LMP to file criminal complaint for suspected graft in Microsoft case


Green opposition party LMP has said it will file a criminal complaint for abuse of office and misappropriation of funds over what it suspects is corruption entailed in purchases by state institutions of IT products of U.S. software giant Microsoft.   

In December 2017, the BBJ reported about an in-depth investigation conducted by Microsoft headquarters at Microsoft Magyarország, examining contracts between the local unit and several institutions of Hungarian state administration worth billions of Hungarian forints over several years.

Microsoft Magyarország does not directly sell Microsoft products, but acts through intermediaries called Large Account Resellers (LARs), which also handle sales to government institutions. Gábor Vágó, a spokesman for LMP, said Microsoft Magyarország first sold its products to these intermediary companies at substantially discounted prices, after which those companies sold them to state institutions at their full prices or at even higher ones.

"While in Romania, ministers were taken away in handcuffs for the same thing, in Hungary, company leaders who were fired over this scandal have ended up at the Prime Ministerʼs Office," Vágó said, referring to the case of several former Romanian ministers who were given prison sentences last year for receiving significant bribes in exchange for overpriced software contracts and computer purchases.

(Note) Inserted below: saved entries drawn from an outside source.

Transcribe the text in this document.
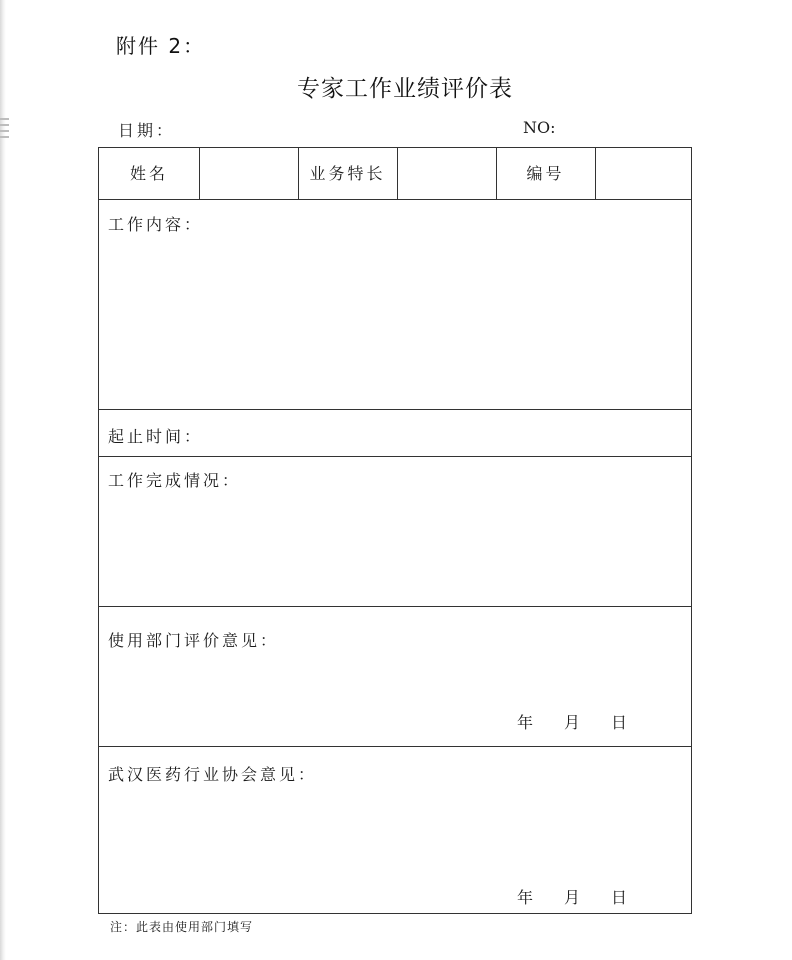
附件 2：
专家工作业绩评价表
日期：	NO:
姓名	业务特长	编号
工作内容：
起止时间：
工作完成情况：
使用部门评价意见：
年 月 日
武汉医药行业协会意见：
年 月 日
注：此表由使用部门填写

In Hungary, Microsoft Magyarországʼs former manager responsible for government relations, Viktor Sagyibó, who left the company in early 2016, was appointed a government commissioner in late 2017 with wide responsibilities for all local and EU projects of the PMʼs Office - a post from which he was fired at the end of last week.

Less than a week after the appointment of Sagyibó to his government position, Microsoft Magyarország had unexpectedly terminated the contracts with three of its four LARs, telling online news portal 24.hu at the time that the company was looking for a "new direction" in its relationships with local partners.

While Vágó said he did not expect the office headed by Chief Prosecutor Péter Polt to "do much" about the case, he voiced hope that since the statute of limitations on corruption crimes is 12 years, an investigation into the matter will be possible in the future. He noted that the U.S. FBI has launched an investigation into the case.